If you're physically inadequate, you need a gun or can of mace. No amount of martial arts training will save you if you are getting mugged by someone twice your size who has a .357 at your back.
As far as building up general confidence, yes martial arts does that, but that sensation of someone coming after you can be solved by peace of mind. I carry a Cobra 380 because there is someone out there who wants to rob a 6'2" 220lb karateka who looks like a skinhead. Someone.
Either way, if you physically can't defend yourself, martial arts won't matter.
Thanks very much to all of you for taking the time to post your experiences and generally being so nice and supportive. :) I was anxious about what your replies would be.
I'm (ironically) not too anxious about personal safety/ self-defence. I'm female and small but practice situational awareness and just hope that if that fails that all my running pays off... I just happen to like watching judo the rare times its on tv. Any self-defence is a bonus.
The social aspect hadn't crossed my mind. D'oh. Sadly, the staff at my local gym plus a few OAP regulars are my main social contact outside of family. I also do need to work on accomplishing things and allowing myself to feel good about that- I am emotionally pretty flat right now.
Eddie- thank you for your concern and helpful advice. As I can't work right now, I've figured that I have enough spare time to allow adequate recovery (I'd be sleeping during the day even without the exercise). I don't exercise 2 days a week and I'll take extra time off if I'm starting to feel frazzled. I'm currently on Venlafaxine and Lamotrigine (Lamictal) which is starting to help where even Lithium failed.
Alpha- I live in the UK where guns and pepper spray are generally illegal to carry (thankfully).

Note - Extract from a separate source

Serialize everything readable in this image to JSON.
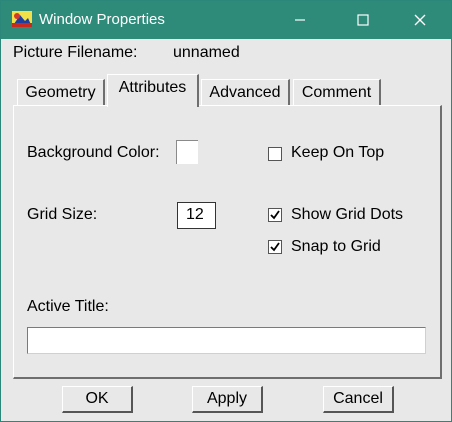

We're having a local one week programme of taster sessions with a variety of sports clubs in my town at the end of the month which I've signed up for hoping that the Judo club is involved. If not, I'm going to have to phone sooner rather than later as I know that the start of the new school year will bring in other beginners which would make it much easier for me to attend. I might also ask family to dump me at the front door - that's the only way I'm mentally able to make it to the yoga as its not in my local gym.
Thank you. You've confirmed that it would be in my best interest on several levels. I'll do my darnedest to get myself there within the next month since you took the time to help me. I'll report back when I've made it to my first session.
I used to have really bad social anxiety, mixed in with a (un)healthy dose of misanthropy. I think MA has helped me a lot with this especially with the anxiety. Just like doof, most of my friends are from my MA. Also, there is the benefit of taking out you frustrations on a heavy bag.